Optimal Individual Service Design – 2012

A Brief Description Of An Intensive Course On “Optimal Service Design

This course has been developed due to the ongoing difficulty faced by many consumers, families, advocates, staff, funders, and organizations to be able to develop services that are authentically effective in meeting people’s needs, and that can be implemented in relation to conventional organizational conditions. It is commonly the case that people often want this result, but are stymied when it comes to evolving service models and strategies that are both in accord with the person’s needs and viable in the usual bureaucratic environments of services. Of particular interest in the course is the problem of innovation as it relates to the construct of unique service models “from scratch” that may lack local, or even national precedents, to serve as a guide.
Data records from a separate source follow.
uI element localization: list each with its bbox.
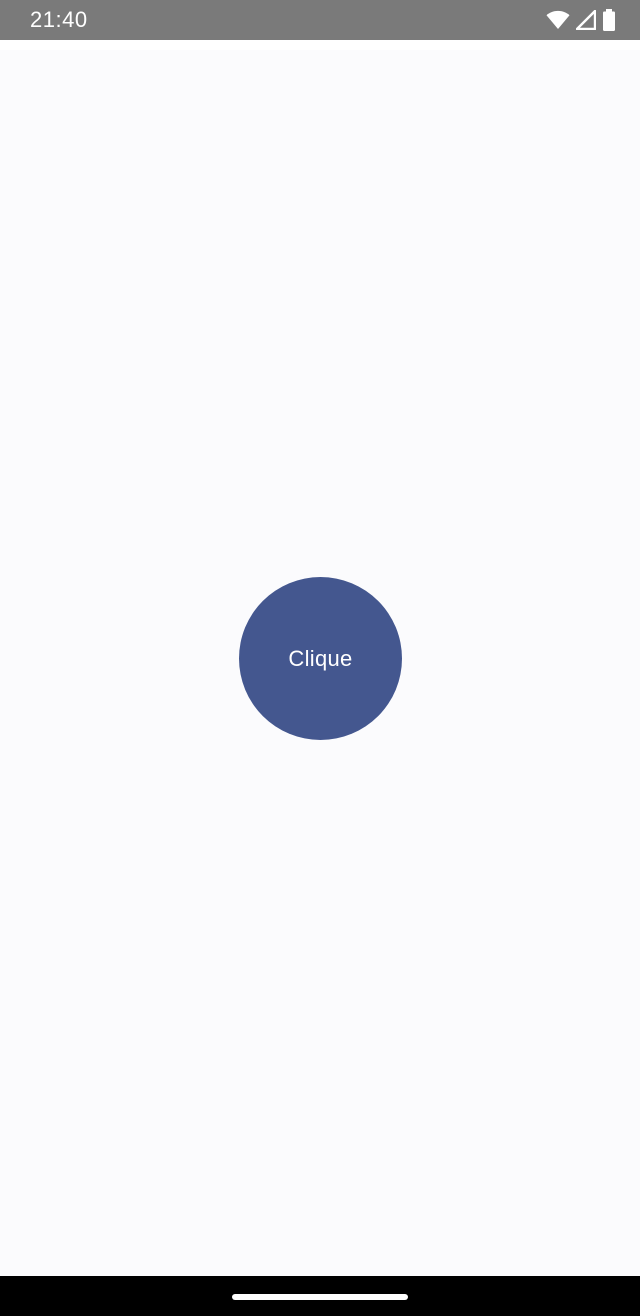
status-bar: 21:40 <box>0 0 640 40</box>
main-content: Clique <box>0 50 640 1276</box>
status-time: 21:40 <box>30 7 88 32</box>
cell-signal-icon <box>576 10 596 30</box>
status-bar-divider <box>0 40 640 50</box>
clique-button-label: Clique <box>288 645 353 671</box>
clique-button[interactable]: Clique <box>239 577 402 740</box>
app-screen: 21:40 Clique <box>0 0 640 1316</box>
navigation-bar <box>0 1276 640 1316</box>
status-icons <box>546 9 616 31</box>
battery-icon <box>602 9 616 31</box>
wifi-icon <box>546 10 570 30</box>
home-indicator[interactable] <box>232 1294 408 1300</box>
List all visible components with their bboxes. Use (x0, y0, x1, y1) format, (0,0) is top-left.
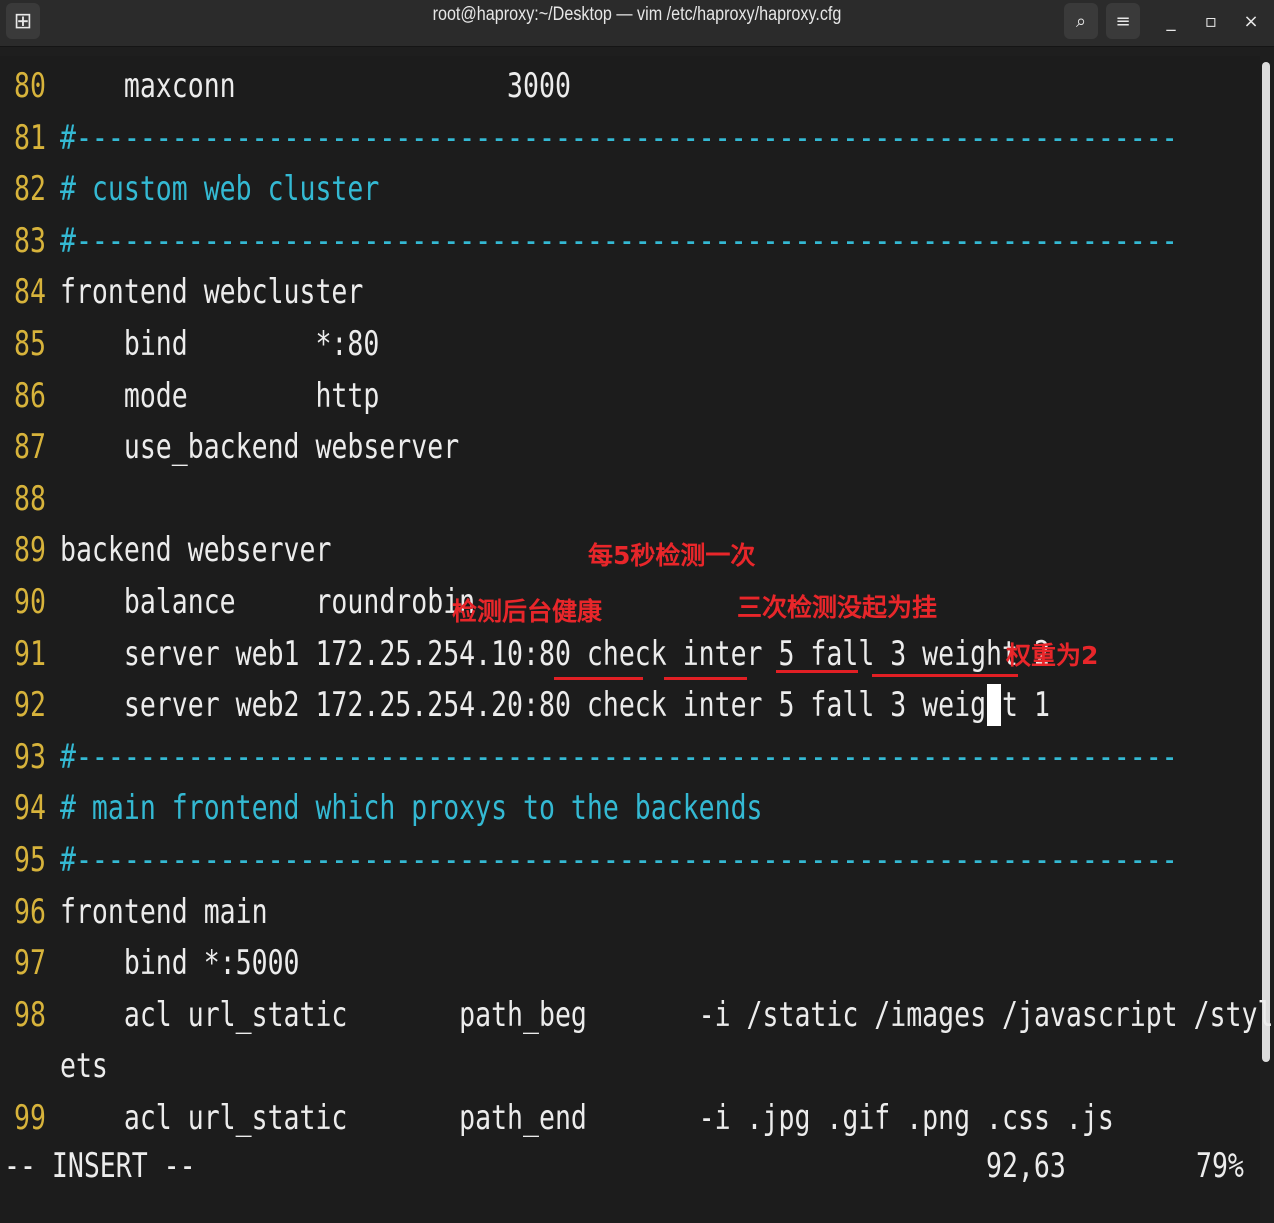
line-number: 93 (14, 736, 46, 777)
code-text: acl url_static path_end -i .jpg .gif .pn… (60, 1098, 1114, 1138)
line-number: 88 (14, 478, 46, 519)
code-text: frontend webcluster (60, 272, 364, 313)
minimize-icon[interactable]: _ (1154, 3, 1188, 39)
vim-mode-indicator: -- INSERT -- (4, 1146, 196, 1186)
code-text: bind *:80 (60, 324, 380, 364)
line-number: 82 (14, 169, 46, 210)
line-number: 92 (14, 685, 46, 726)
line-number: 84 (14, 272, 46, 313)
code-text: frontend main (60, 891, 268, 932)
annotation-health-check: 检测后台健康 (452, 597, 603, 626)
code-text: balance roundrobin (60, 582, 476, 622)
line-number: 80 (14, 66, 46, 106)
line-number: 97 (14, 943, 46, 984)
scroll-percent: 79% (1196, 1146, 1244, 1186)
underline-fall (776, 670, 858, 673)
code-text: server web1 172.25.254.10:80 check inter… (60, 633, 1050, 674)
line-number: 94 (14, 788, 46, 829)
code-text: maxconn 3000 (60, 66, 571, 106)
close-icon[interactable]: × (1234, 3, 1268, 39)
text-cursor (987, 684, 1001, 726)
underline-weight (872, 674, 1018, 677)
line-number: 90 (14, 582, 46, 622)
line-number: 81 (14, 117, 46, 158)
line-number: 98 (14, 994, 46, 1035)
code-text: server web2 172.25.254.20:80 check inter… (60, 685, 1050, 726)
underline-inter (664, 677, 747, 680)
new-tab-icon[interactable]: ⊞ (6, 3, 40, 39)
comment-text: #---------------------------------------… (60, 117, 1178, 158)
menu-icon[interactable]: ≡ (1106, 3, 1140, 39)
line-number: 86 (14, 375, 46, 416)
title-bar: ⊞ root@haproxy:~/Desktop — vim /etc/hapr… (0, 0, 1274, 47)
search-icon[interactable]: ⌕ (1064, 3, 1098, 39)
comment-text: #---------------------------------------… (60, 220, 1178, 261)
comment-text: #---------------------------------------… (60, 840, 1178, 880)
annotation-every-5s: 每5秒检测一次 (588, 541, 756, 570)
code-text: bind *:5000 (60, 943, 300, 984)
scrollbar[interactable] (1262, 62, 1270, 1062)
code-text: use_backend webserver (60, 427, 460, 468)
window-title: root@haproxy:~/Desktop — vim /etc/haprox… (432, 4, 842, 25)
line-number: 95 (14, 840, 46, 880)
line-number: 96 (14, 891, 46, 932)
comment-text: # custom web cluster (60, 169, 380, 210)
line-number: 87 (14, 427, 46, 468)
cursor-position: 92,63 (986, 1146, 1066, 1186)
comment-text: # main frontend which proxys to the back… (60, 788, 763, 829)
line-number: 89 (14, 530, 46, 571)
comment-text: #---------------------------------------… (60, 736, 1178, 777)
line-number: 91 (14, 633, 46, 674)
code-text: ets (60, 1046, 108, 1087)
underline-check (554, 677, 643, 680)
code-text: acl url_static path_beg -i /static /imag… (60, 994, 1274, 1035)
code-text: mode http (60, 375, 380, 416)
line-number: 99 (14, 1098, 46, 1138)
code-text: backend webserver (60, 530, 332, 571)
line-number: 83 (14, 220, 46, 261)
annotation-weight-2: 权重为2 (1006, 641, 1099, 670)
line-number: 85 (14, 324, 46, 364)
annotation-three-fails: 三次检测没起为挂 (737, 593, 938, 622)
maximize-icon[interactable]: ▫ (1194, 3, 1228, 39)
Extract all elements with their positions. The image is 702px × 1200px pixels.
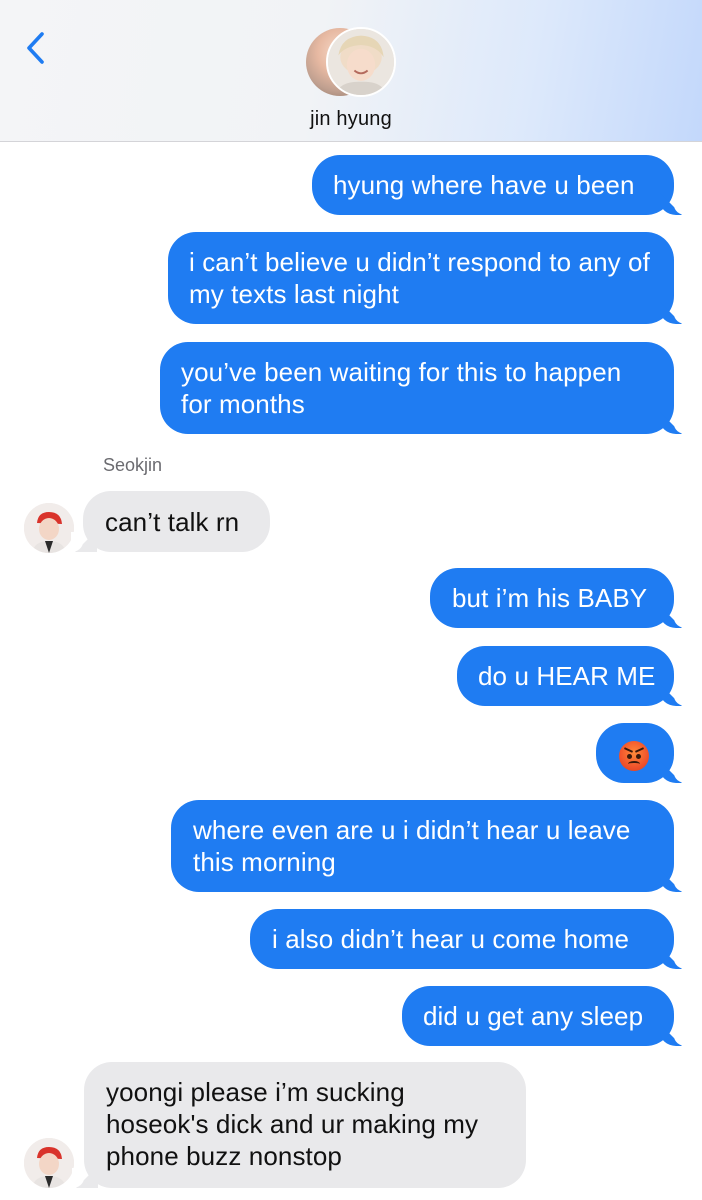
message-bubble-outgoing[interactable]: but i’m his BABY xyxy=(430,568,686,628)
sender-name: Seokjin xyxy=(103,455,163,475)
message-text: hyung where have u been xyxy=(333,170,635,200)
message-bubble-outgoing[interactable]: hyung where have u been xyxy=(312,155,686,215)
message-text: did u get any sleep xyxy=(423,1001,644,1031)
sender-avatar[interactable] xyxy=(24,1138,74,1188)
message-text: do u HEAR ME xyxy=(478,661,656,691)
message-bubble-outgoing[interactable]: you’ve been waiting for this to happen f… xyxy=(160,342,686,434)
message-bubble-incoming[interactable]: can’t talk rn xyxy=(71,491,270,552)
sender-avatar[interactable] xyxy=(24,503,74,553)
contact-name[interactable]: jin hyung xyxy=(0,108,702,131)
message-text: you’ve been waiting for this to happen f… xyxy=(181,357,622,419)
message-text: where even are u i didn’t hear u leave t… xyxy=(193,815,631,877)
chevron-left-icon xyxy=(27,32,44,64)
message-bubble-outgoing[interactable]: where even are u i didn’t hear u leave t… xyxy=(171,800,686,892)
conversation-header: jin hyung xyxy=(0,0,702,142)
contact-avatar[interactable] xyxy=(306,27,396,99)
message-bubble-outgoing[interactable]: did u get any sleep xyxy=(402,986,686,1046)
message-text: i also didn’t hear u come home xyxy=(272,924,630,954)
message-text: yoongi please i’m sucking hoseok's dick … xyxy=(106,1077,479,1171)
message-text: can’t talk rn xyxy=(105,507,240,537)
angry-face-emoji xyxy=(619,741,649,772)
message-bubble-incoming[interactable]: yoongi please i’m sucking hoseok's dick … xyxy=(72,1062,526,1188)
contact-avatar-photo xyxy=(326,27,396,97)
message-bubble-outgoing[interactable] xyxy=(596,723,686,783)
back-button[interactable] xyxy=(22,30,52,66)
message-bubble-outgoing[interactable]: i can’t believe u didn’t respond to any … xyxy=(168,232,686,324)
message-text: but i’m his BABY xyxy=(452,583,648,613)
message-bubble-outgoing[interactable]: i also didn’t hear u come home xyxy=(250,909,686,969)
message-text: i can’t believe u didn’t respond to any … xyxy=(189,247,650,309)
message-bubble-outgoing[interactable]: do u HEAR ME xyxy=(457,646,686,706)
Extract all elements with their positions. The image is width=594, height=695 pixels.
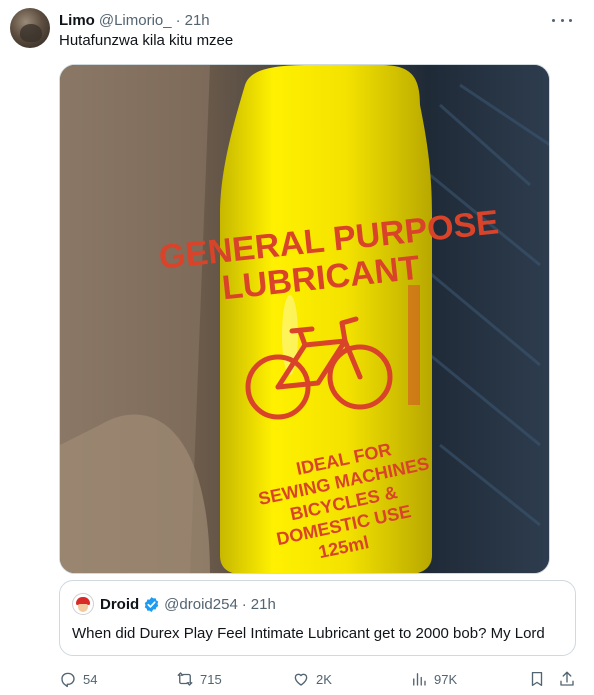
quoted-author-avatar[interactable] <box>72 593 94 615</box>
bookmark-button[interactable] <box>528 667 552 691</box>
quoted-separator-dot: · <box>241 595 247 613</box>
like-button[interactable]: 2K <box>292 667 332 691</box>
action-bar: 54 715 2K 97K <box>59 667 576 691</box>
quoted-timestamp[interactable]: 21h <box>251 596 276 613</box>
author-name[interactable]: Limo <box>59 12 95 29</box>
tweet-image[interactable]: GENERAL PURPOSE LUBRICANT IDEAL FOR SEWI… <box>59 64 550 574</box>
heart-icon <box>294 673 308 686</box>
separator-dot: · <box>175 11 181 29</box>
reply-icon <box>61 672 75 688</box>
tweet-header: Limo @Limorio_ · 21h <box>59 10 210 30</box>
tweet-text: Hutafunzwa kila kitu mzee <box>59 32 234 49</box>
bottle-photo: GENERAL PURPOSE LUBRICANT IDEAL FOR SEWI… <box>60 65 549 573</box>
reply-button[interactable]: 54 <box>59 667 97 691</box>
views-count: 97K <box>434 671 458 687</box>
reply-count: 54 <box>83 671 98 687</box>
quoted-tweet-text: When did Durex Play Feel Intimate Lubric… <box>72 625 545 642</box>
verified-badge-icon <box>144 596 159 612</box>
repost-icon <box>177 672 193 686</box>
quoted-author-handle[interactable]: @droid254 <box>164 596 238 613</box>
share-button[interactable] <box>558 667 582 691</box>
tweet-timestamp[interactable]: 21h <box>185 12 210 29</box>
like-count: 2K <box>316 671 332 687</box>
repost-button[interactable]: 715 <box>176 667 222 691</box>
bookmark-icon <box>531 671 543 687</box>
views-button[interactable]: 97K <box>410 667 457 691</box>
author-handle[interactable]: @Limorio_ <box>99 12 172 29</box>
share-icon <box>560 671 574 686</box>
author-avatar[interactable] <box>10 8 50 48</box>
views-chart-icon <box>413 673 426 686</box>
repost-count: 715 <box>200 671 222 687</box>
quoted-tweet-header: Droid @droid254 · 21h <box>72 593 276 615</box>
quoted-tweet[interactable]: Droid @droid254 · 21h When did Durex Pla… <box>59 580 576 656</box>
more-options-icon[interactable] <box>552 12 572 28</box>
quoted-author-name[interactable]: Droid <box>100 596 139 613</box>
tweet[interactable]: Limo @Limorio_ · 21h Hutafunzwa kila kit… <box>0 0 594 695</box>
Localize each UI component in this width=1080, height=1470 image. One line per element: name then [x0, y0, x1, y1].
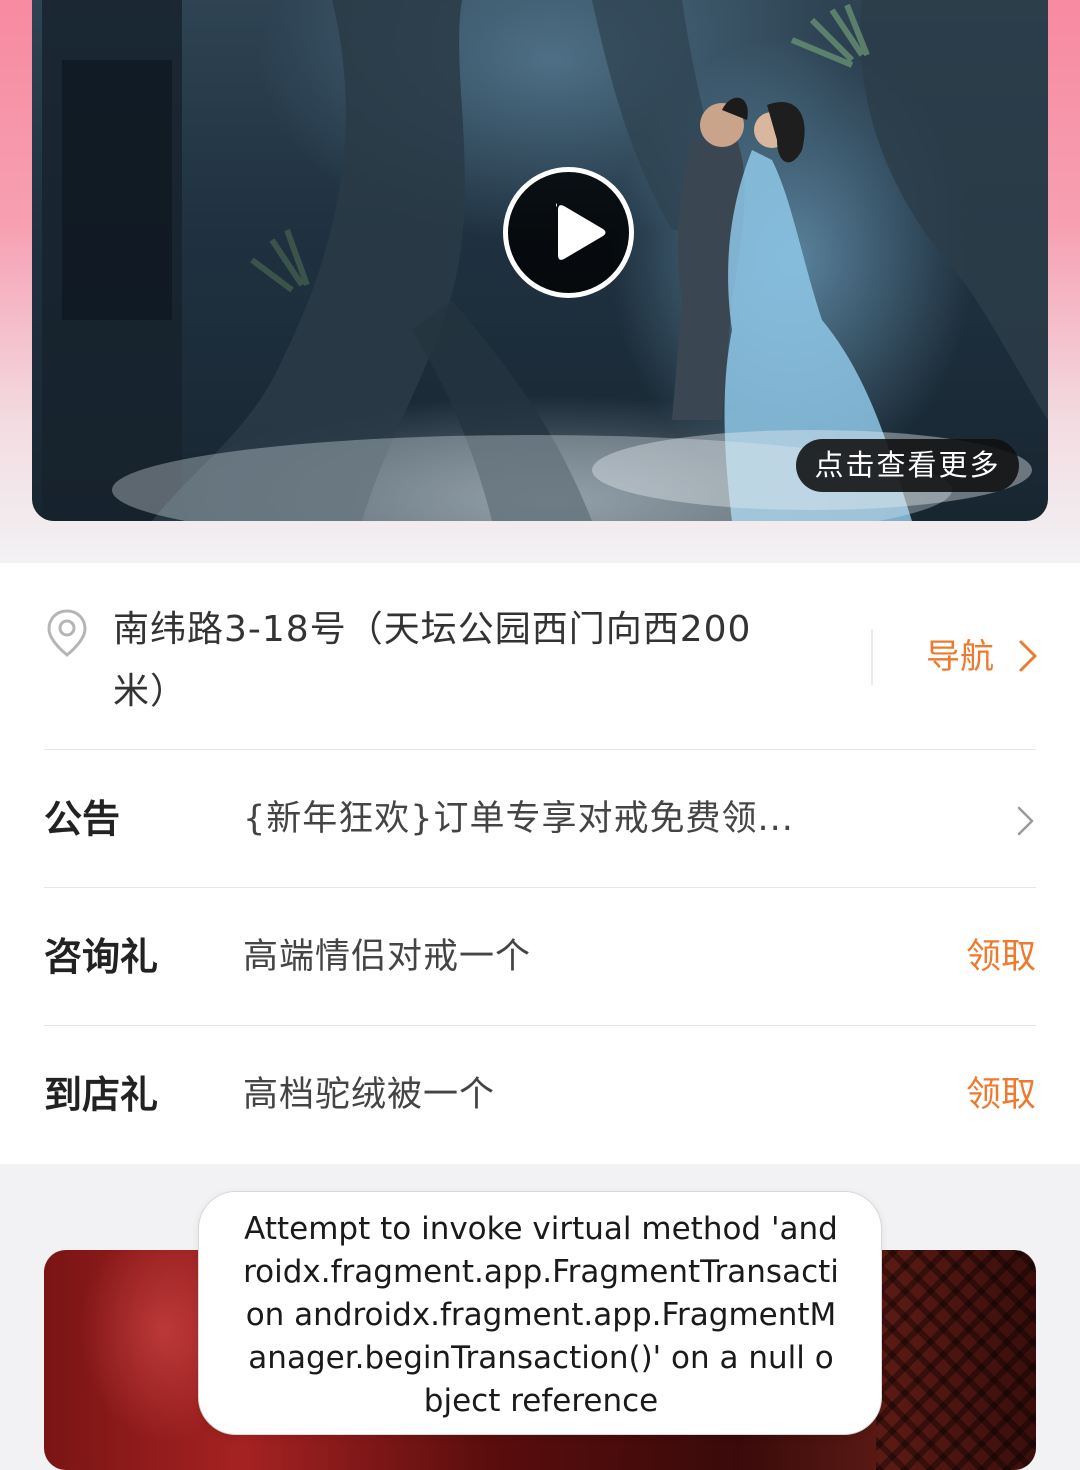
- store-info-panel: 南纬路3-18号（天坛公园西门向西200米） 导航 公告 {新年狂欢}订单专享对…: [0, 563, 1080, 1164]
- error-toast: Attempt to invoke virtual method 'androi…: [198, 1191, 882, 1435]
- address-divider: [871, 629, 873, 685]
- announcement-label: 公告: [44, 797, 121, 841]
- address-row: 南纬路3-18号（天坛公园西门向西200米） 导航: [0, 563, 1080, 749]
- navigate-button[interactable]: 导航: [926, 635, 1037, 679]
- claim-store-visit-gift-button[interactable]: 领取: [966, 1026, 1036, 1164]
- play-button[interactable]: [503, 167, 634, 298]
- consult-gift-text: 高端情侣对戒一个: [243, 937, 532, 977]
- view-more-button[interactable]: 点击查看更多: [796, 439, 1019, 492]
- location-pin-icon: [47, 609, 87, 657]
- consult-gift-row: 咨询礼 高端情侣对戒一个 领取: [44, 887, 1036, 1025]
- consult-gift-label: 咨询礼: [44, 935, 159, 979]
- claim-consult-gift-button[interactable]: 领取: [966, 888, 1036, 1026]
- announcement-text: {新年狂欢}订单专享对戒免费领...: [243, 799, 794, 839]
- navigate-label: 导航: [926, 637, 994, 677]
- announcement-row[interactable]: 公告 {新年狂欢}订单专享对戒免费领...: [44, 749, 1036, 887]
- store-video-card[interactable]: 点击查看更多: [32, 0, 1048, 521]
- chevron-right-icon: [1019, 640, 1037, 672]
- play-icon: [556, 203, 606, 260]
- store-address: 南纬路3-18号（天坛公园西门向西200米）: [113, 609, 752, 712]
- store-visit-gift-row: 到店礼 高档驼绒被一个 领取: [44, 1025, 1036, 1163]
- error-toast-message: Attempt to invoke virtual method 'androi…: [243, 1211, 839, 1419]
- chevron-right-icon: [1017, 806, 1034, 836]
- lattice-decoration: [876, 1250, 1036, 1470]
- store-visit-gift-text: 高档驼绒被一个: [243, 1075, 496, 1115]
- store-visit-gift-label: 到店礼: [44, 1073, 159, 1117]
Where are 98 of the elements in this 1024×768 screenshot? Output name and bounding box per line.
The course relies heavily on a framework of analysis first pioneered by Dr Wolf Wolfensberger, of Syracuse University called “model coherency analysis”. This will be combined with many derivatives of this initial work as it relates to quality of service. The event will examine many contemporary subjects pertinent to optimal service including but not restricted to:

  • The nature of quality
  • The role of assumptions in determining needs
  • Establishing fundamentality in needs
  • Meeting needs normatively
  • Defining “person-centredness”
  • Appropriate and supported use of generic and natural supports
  • The role of personal vulnerabilities and intentional safeguards
  • Understanding how empowerment can be put into operation
  • Clarifying pertinent theories and how they are embodied in models
  • Understanding how service design can done jointly “with” consumers, families and cultural groups rather than done “to” or “at” them
  • Costing, structural and management strategies and judgement
  • Serving “difficult to serve” persons
  • Building in the capacity to modify service practice on an ongoing basis
  • Exploring the ethics of “right relationship”
  • Searching for answers in people’s lives on an ongoing basis rather than having them “once and for all”

The course takes place over two weeks in January and February 2012 – Jan 9-13th and Jan 30 – Feb 3 in the Education Room at BCACL in New Westminster.